Le scénario tient du paradoxe : l’Égypte pourrait composter son billet pour les seizièmes de finale de la Coupe du monde 2026 avant même de fouler la pelouse de Seattle pour y défier l’Iran. Grâce au nouveau format à 48 équipes, qui repêche les huit meilleurs troisièmes de groupe, les quatre points déjà engrangés par les hommes d’Hossam Hassan les placent en position de force. Un nul face aux Iraniens suffirait à verrouiller la première place du groupe G, mais les Pharaons pourraient être libérés de toute attente par les seuls résultats du groupe E, où l’Allemagne et la Côte d’Ivoire détiennent les clés.
Ce capital, l’Égypte l’a bâti sur un parcours maîtrisé. D’entrée, elle a tenu tête à la Belgique (1-1), avant de décrocher face à la Nouvelle-Zélande (3-1) la première victoire de son histoire en phase finale. Dans les médias iraniens, l’attaquant Mostafa Ziko a confié que ce dernier rendez-vous serait « plus difficile que les matchs contre la Belgique et la Nouvelle-Zélande », tout en rendant hommage à son sélectionneur et à l’influence apaisante de Mohamed Salah, décrit comme une « légende » au sein du vestiaire.
La mécanique des repêchages offre une voie royale. Avec quatre unités, l’Égypte devance déjà les troisièmes des groupes A (Corée du Sud, 3 points), C (Écosse, 3 points) et I (Sénégal ou Irak, 3 points au maximum). Pour que la qualification soit officielle avant le coup d’envoi face à l’Iran, il suffit que l’Allemagne ne s’incline pas contre l’Équateur et que la Côte d’Ivoire ne perde pas face à Curaçao. Dans ce cas, aucun des deux poursuivants du groupe E ne pourrait atteindre la barre des quatre points, et l’Égypte serait mathématiquement assurée de figurer parmi les huit meilleurs troisièmes. La presse indonésienne, comme le quotidien arabophone An-Nahar, souligne que ce scénario transformerait la rencontre contre l’Iran en formalité, tout en offrant aux Pharaons une première historique.
Au-delà du cas égyptien, la dynamique des sélections arabes dans ce Mondial nord-américain retient l’attention. Le Maroc, déjà qualifié pour les seizièmes après un succès renversant contre Haïti (4-2), incarne les ambitions de la région. L’Algérie, elle, aborde son duel contre l’Autriche lestée du souvenir du « match de la honte » de Gijón en 1982, tandis que l’Arabie saoudite, malgré une lourde défaite face à l’Espagne, conserve une chance de passer en cas de victoire contre le Cap-Vert. Les commentateurs du Golfe y voient un possible accomplissement collectif, même si le Qatar, pays hôte de l’édition précédente, a déjà quitté la compétition.
Quel que soit le verdict des autres pelouses, l’Égypte abordera son face-à-face avec l’Iran en position de décider elle-même de son destin. Une victoire lui offrirait la tête du groupe, un nul la qualifierait directement. Mais si les astres du groupe E s’alignent, les Pharaons entreront sur le terrain avec la sérénité d’une équipe déjà en huitièmes, prête à écrire une page que le football égyptien n’avait jamais connue.

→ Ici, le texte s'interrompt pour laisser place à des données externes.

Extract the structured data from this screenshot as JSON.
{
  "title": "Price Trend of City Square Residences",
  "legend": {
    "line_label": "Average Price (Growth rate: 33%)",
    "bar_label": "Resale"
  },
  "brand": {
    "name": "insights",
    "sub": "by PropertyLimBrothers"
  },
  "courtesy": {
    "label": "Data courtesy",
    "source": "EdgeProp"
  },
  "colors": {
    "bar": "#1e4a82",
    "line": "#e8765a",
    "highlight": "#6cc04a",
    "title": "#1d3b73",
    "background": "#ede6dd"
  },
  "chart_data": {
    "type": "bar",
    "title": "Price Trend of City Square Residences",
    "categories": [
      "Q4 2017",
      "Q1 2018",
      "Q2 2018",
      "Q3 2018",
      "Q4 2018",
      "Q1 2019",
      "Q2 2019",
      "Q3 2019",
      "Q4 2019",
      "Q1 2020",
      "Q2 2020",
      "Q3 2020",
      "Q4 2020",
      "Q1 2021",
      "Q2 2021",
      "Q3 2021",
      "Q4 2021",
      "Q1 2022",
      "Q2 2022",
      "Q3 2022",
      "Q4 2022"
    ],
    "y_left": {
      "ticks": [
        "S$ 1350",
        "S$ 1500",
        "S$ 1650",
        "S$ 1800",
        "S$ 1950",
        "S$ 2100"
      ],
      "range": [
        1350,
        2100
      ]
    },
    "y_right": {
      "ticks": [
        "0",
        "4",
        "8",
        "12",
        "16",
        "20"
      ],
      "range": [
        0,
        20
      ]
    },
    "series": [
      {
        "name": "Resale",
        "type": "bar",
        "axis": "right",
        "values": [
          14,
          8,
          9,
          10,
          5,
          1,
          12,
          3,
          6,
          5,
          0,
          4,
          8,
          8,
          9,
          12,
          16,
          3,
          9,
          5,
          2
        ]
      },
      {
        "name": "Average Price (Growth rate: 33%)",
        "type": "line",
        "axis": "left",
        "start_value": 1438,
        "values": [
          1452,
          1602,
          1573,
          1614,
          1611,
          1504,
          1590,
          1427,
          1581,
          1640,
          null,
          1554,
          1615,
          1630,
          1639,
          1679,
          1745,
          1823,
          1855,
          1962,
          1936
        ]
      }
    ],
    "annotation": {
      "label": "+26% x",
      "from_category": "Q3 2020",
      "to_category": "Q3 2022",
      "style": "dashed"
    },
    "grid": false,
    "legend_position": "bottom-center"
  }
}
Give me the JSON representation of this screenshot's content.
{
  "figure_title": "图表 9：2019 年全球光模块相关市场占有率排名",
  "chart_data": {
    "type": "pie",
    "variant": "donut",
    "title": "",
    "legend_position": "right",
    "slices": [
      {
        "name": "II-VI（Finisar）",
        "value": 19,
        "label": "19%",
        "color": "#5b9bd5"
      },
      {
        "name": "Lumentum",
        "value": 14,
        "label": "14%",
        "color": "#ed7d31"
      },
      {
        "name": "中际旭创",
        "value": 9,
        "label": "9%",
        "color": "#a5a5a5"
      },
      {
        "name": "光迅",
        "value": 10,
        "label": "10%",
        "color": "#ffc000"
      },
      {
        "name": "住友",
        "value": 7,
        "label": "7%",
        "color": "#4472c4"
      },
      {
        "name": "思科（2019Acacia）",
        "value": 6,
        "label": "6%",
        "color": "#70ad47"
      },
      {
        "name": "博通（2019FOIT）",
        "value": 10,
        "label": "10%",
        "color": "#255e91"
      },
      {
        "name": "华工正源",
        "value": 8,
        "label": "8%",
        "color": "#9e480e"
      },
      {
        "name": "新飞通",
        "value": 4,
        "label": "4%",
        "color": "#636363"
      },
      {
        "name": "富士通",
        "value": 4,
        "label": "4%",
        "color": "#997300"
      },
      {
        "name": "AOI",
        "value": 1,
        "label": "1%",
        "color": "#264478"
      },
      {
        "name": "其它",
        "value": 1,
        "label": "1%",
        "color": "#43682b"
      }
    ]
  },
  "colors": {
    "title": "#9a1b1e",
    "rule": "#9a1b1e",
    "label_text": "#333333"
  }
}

| Presse iranienne et apparentée | 0.00 | neutral |
|---|---|---|
| Presse arabe Levant-Maghreb | +0.70 | aligned |
| Presse du Golfe arabe | −0.20 | neutral |
Iran focuses on its own preparation and goalkeeper, downplaying Egypt's historic achievement.
The article shifts attention from Egypt's success to Iranian qualities, creating a balanced challenge narrative.

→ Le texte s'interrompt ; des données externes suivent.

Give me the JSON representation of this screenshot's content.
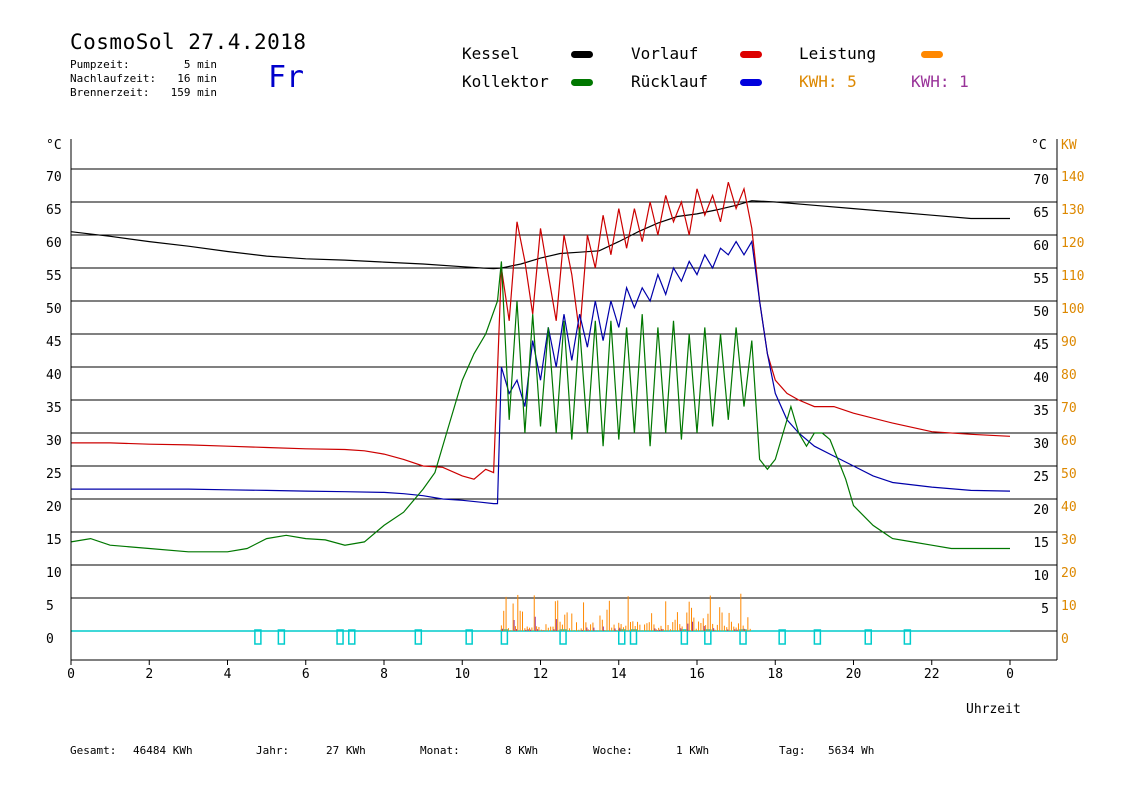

It omits the historical context for Egypt and any Egyptian media reactions.
The Arab world celebrates Bosnia's success as a model for Egypt and other nations.
The article links Bosnia's achievement to a regional redemption narrative, suggesting Egypt can emulate it.

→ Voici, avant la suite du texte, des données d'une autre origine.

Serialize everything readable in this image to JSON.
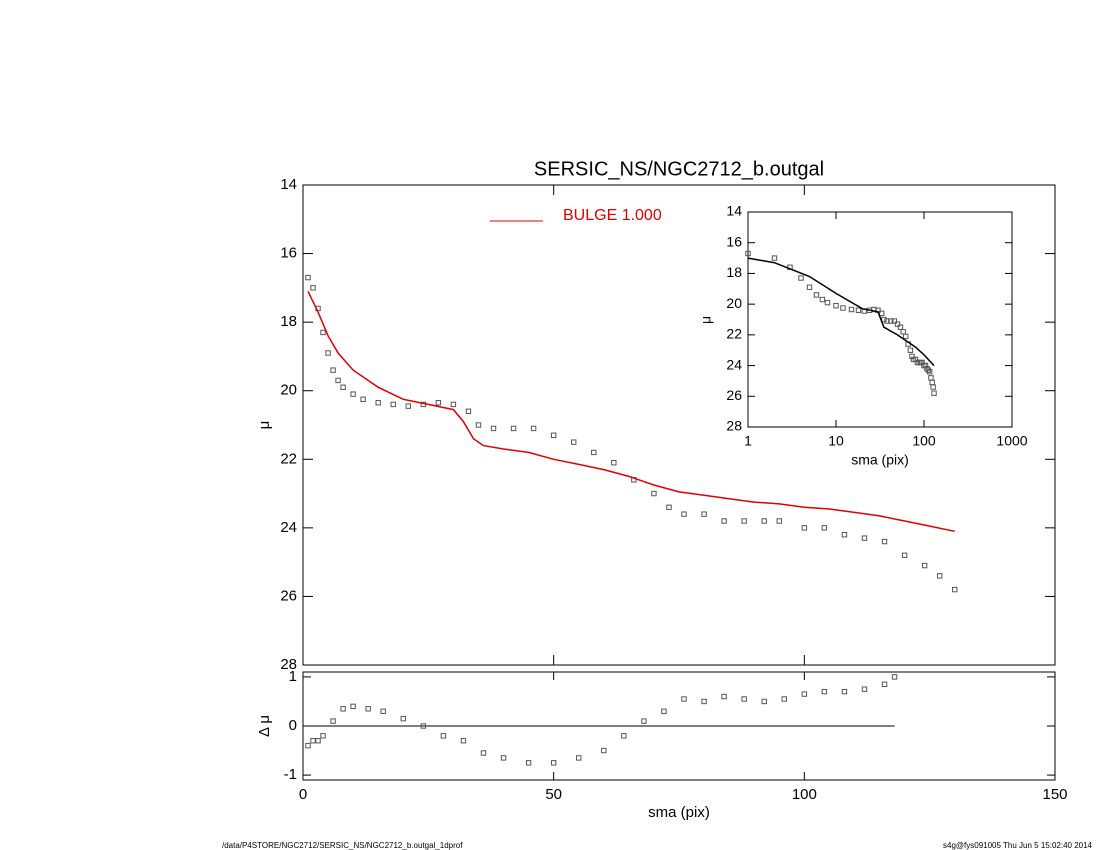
{
  "chart_data": [
    {
      "type": "line",
      "title": "SERSIC_NS/NGC2712_b.outgal",
      "ylabel": "μ",
      "y_inverted": true,
      "xlim": [
        0,
        150
      ],
      "xticks": [
        0,
        50,
        100,
        150
      ],
      "ylim": [
        14,
        28
      ],
      "yticks": [
        14,
        16,
        18,
        20,
        22,
        24,
        26,
        28
      ],
      "series": [
        {
          "kind": "scatter",
          "color": "#555555",
          "x": [
            1,
            2,
            3,
            4,
            5,
            6,
            7,
            8,
            10,
            12,
            15,
            18,
            21,
            24,
            27,
            30,
            33,
            35,
            38,
            42,
            46,
            50,
            54,
            58,
            62,
            66,
            70,
            73,
            76,
            80,
            84,
            88,
            92,
            95,
            100,
            104,
            108,
            112,
            116,
            120,
            124,
            127,
            130
          ],
          "values": [
            16.7,
            17.0,
            17.6,
            18.3,
            18.9,
            19.4,
            19.7,
            19.9,
            20.1,
            20.25,
            20.35,
            20.4,
            20.45,
            20.4,
            20.35,
            20.4,
            20.6,
            21.0,
            21.1,
            21.1,
            21.1,
            21.3,
            21.5,
            21.8,
            22.1,
            22.6,
            23.0,
            23.4,
            23.6,
            23.6,
            23.8,
            23.8,
            23.8,
            23.8,
            24.0,
            24.0,
            24.2,
            24.3,
            24.4,
            24.8,
            25.1,
            25.4,
            25.8
          ]
        },
        {
          "kind": "line",
          "name": "BULGE  1.000",
          "color": "#e00000",
          "x": [
            1,
            3,
            5,
            7,
            10,
            15,
            20,
            25,
            30,
            32,
            34,
            36,
            40,
            45,
            50,
            55,
            60,
            65,
            70,
            75,
            80,
            85,
            90,
            95,
            100,
            105,
            110,
            115,
            120,
            125,
            130
          ],
          "values": [
            17.1,
            17.7,
            18.4,
            18.9,
            19.4,
            19.9,
            20.25,
            20.4,
            20.55,
            20.9,
            21.4,
            21.6,
            21.7,
            21.8,
            22.0,
            22.15,
            22.3,
            22.5,
            22.75,
            22.95,
            23.05,
            23.15,
            23.25,
            23.3,
            23.4,
            23.45,
            23.55,
            23.65,
            23.8,
            23.95,
            24.1
          ]
        }
      ]
    },
    {
      "type": "scatter",
      "ylabel": "Δ μ",
      "xlabel": "sma (pix)",
      "xlim": [
        0,
        150
      ],
      "xticks": [
        0,
        50,
        100,
        150
      ],
      "ylim": [
        -1.1,
        1.1
      ],
      "yticks": [
        -1,
        0,
        1
      ],
      "series": [
        {
          "kind": "scatter",
          "color": "#555555",
          "x": [
            1,
            2,
            3,
            4,
            6,
            8,
            10,
            13,
            16,
            20,
            24,
            28,
            32,
            36,
            40,
            45,
            50,
            55,
            60,
            64,
            68,
            72,
            76,
            80,
            84,
            88,
            92,
            96,
            100,
            104,
            108,
            112,
            116,
            118
          ],
          "values": [
            -0.4,
            -0.3,
            -0.3,
            -0.2,
            0.1,
            0.35,
            0.4,
            0.35,
            0.3,
            0.15,
            0.0,
            -0.2,
            -0.3,
            -0.55,
            -0.65,
            -0.75,
            -0.75,
            -0.65,
            -0.5,
            -0.2,
            0.1,
            0.3,
            0.55,
            0.5,
            0.6,
            0.55,
            0.5,
            0.55,
            0.65,
            0.7,
            0.7,
            0.75,
            0.85,
            1.0
          ]
        }
      ]
    },
    {
      "type": "line",
      "ylabel": "μ",
      "xlabel": "sma (pix)",
      "xlog": true,
      "y_inverted": true,
      "xlim": [
        1,
        1000
      ],
      "xticks": [
        1,
        10,
        100,
        1000
      ],
      "ylim": [
        14,
        28
      ],
      "yticks": [
        14,
        16,
        18,
        20,
        22,
        24,
        26,
        28
      ],
      "series": [
        {
          "kind": "scatter",
          "color": "#555555",
          "x": [
            1,
            2,
            3,
            4,
            5,
            6,
            7,
            8,
            10,
            12,
            15,
            18,
            21,
            24,
            27,
            30,
            33,
            35,
            38,
            42,
            46,
            50,
            54,
            58,
            62,
            66,
            70,
            73,
            76,
            80,
            84,
            88,
            92,
            95,
            100,
            104,
            108,
            112,
            116,
            120,
            124,
            127,
            130
          ],
          "values": [
            16.7,
            17.0,
            17.6,
            18.3,
            18.9,
            19.4,
            19.7,
            19.9,
            20.1,
            20.25,
            20.35,
            20.4,
            20.45,
            20.4,
            20.35,
            20.4,
            20.6,
            21.0,
            21.1,
            21.1,
            21.1,
            21.3,
            21.5,
            21.8,
            22.1,
            22.6,
            23.0,
            23.4,
            23.6,
            23.6,
            23.8,
            23.8,
            23.8,
            23.8,
            24.0,
            24.0,
            24.2,
            24.3,
            24.4,
            24.8,
            25.1,
            25.4,
            25.8
          ]
        },
        {
          "kind": "line",
          "color": "#000000",
          "x": [
            1,
            2,
            5,
            10,
            20,
            30,
            35,
            50,
            80,
            100,
            130
          ],
          "values": [
            17.0,
            17.3,
            18.2,
            19.3,
            20.3,
            20.5,
            21.5,
            22.0,
            22.8,
            23.3,
            24.0
          ]
        }
      ]
    }
  ],
  "footer": {
    "left": "/data/P4STORE/NGC2712/SERSIC_NS/NGC2712_b.outgal_1dprof",
    "right": "s4g@fys091005  Thu Jun  5 15:02:40 2014"
  }
}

It omits Egypt's specific difficulties or differences between Bosnia's and Egypt's paths.
The Gulf observes the tournament's difficulty with detachment, warning Egypt.
The article uses Panama's elimination as an example of World Cup pitfalls, without emotional involvement.
It omits Egypt's specific chances or the context of the match against Iran.